みあげれば、竿の洗濯ものが道の左右をたかくわたり、西日いろのそらがそれぞれのたかいがらす窓にうつっている。とじこめられた人影を、わけられた反映のうらに隠している豪奢。やりきれない。その豪奢はきゅうくつな仰角のなかにならんでいて、深秋のつれなさがそんなかたすみに憩っている。こども用の三輪車が、往年の失敗となってつぎつぎ隕ちてくる。しゃりん。けれどみたものは、ひとときにしてくだける。

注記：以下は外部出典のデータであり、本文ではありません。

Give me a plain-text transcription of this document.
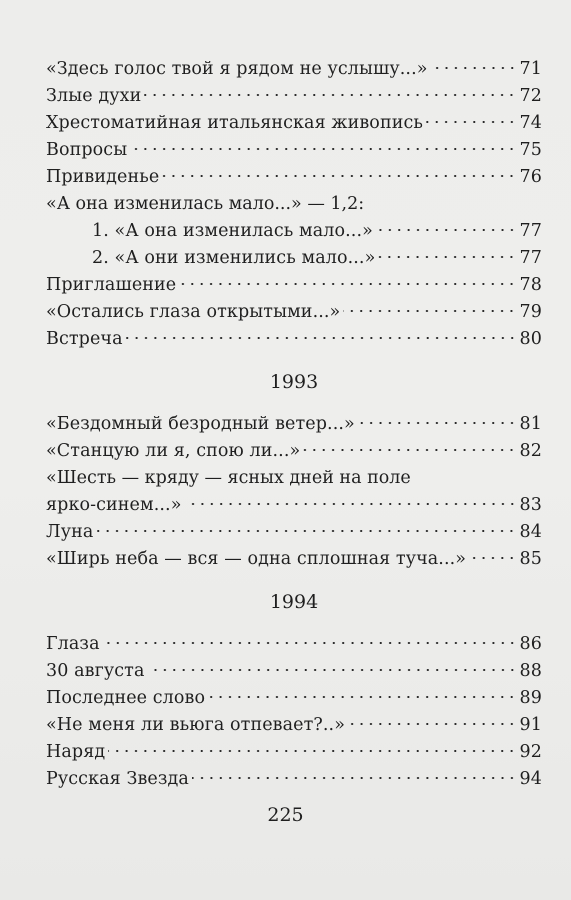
«Здесь голос твой я рядом не услышу...»	71
Злые духи	72
Хрестоматийная итальянская живопись	74
Вопросы	75
Привиденье	76
«А она изменилась мало...» — 1,2:
1. «А она изменилась мало...»	77
2. «А они изменились мало...»	77
Приглашение	78
«Остались глаза открытыми...»	79
Встреча	80
1993
«Бездомный безродный ветер...»	81
«Станцую ли я, спою ли...»	82
«Шесть — кряду — ясных дней на поле
ярко-синем...»	83
Луна	84
«Ширь неба — вся — одна сплошная туча...»	85
1994
Глаза	86
30 августа	88
Последнее слово	89
«Не меня ли вьюга отпевает?..»	91
Наряд	92
Русская Звезда	94
225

路地はうたうのだ。うたいながら路地はわきあがり、ぬけ道の両端のたかさとなる。もようある板塀のなかに、月日の経過でますますしろくなる木材が、ひと肌のけはいを発している。そこにかすかな毛髪。
齢をとり、東京をはなれて、もうだれかにじぶんのつくった歌詞をうたってもらう生のめぐみもない。刻々きえる継起性を旨とする歌詞には、易度にかかわるじぶんなりの叙法があった。だれかののどをじぶんの流露がみたす。それが空間化して、ゆめの路地の左右へと、いまもりあがったにちがいない。
おんなのからだと声は両端のたかみからひかってくる。それがビルヂング構造の閉塞で否まれた。からだと声はいまや痕跡だ。そんなものはながめすぎてゆく看板にない。ひとみの底にはいまも「遊廓的狭隘」がゆれている。
はだかになるために、ひとはどんなこの世をもっているのだろう。そうおもうことが、だれかののどをじぶんの流露でぬらす。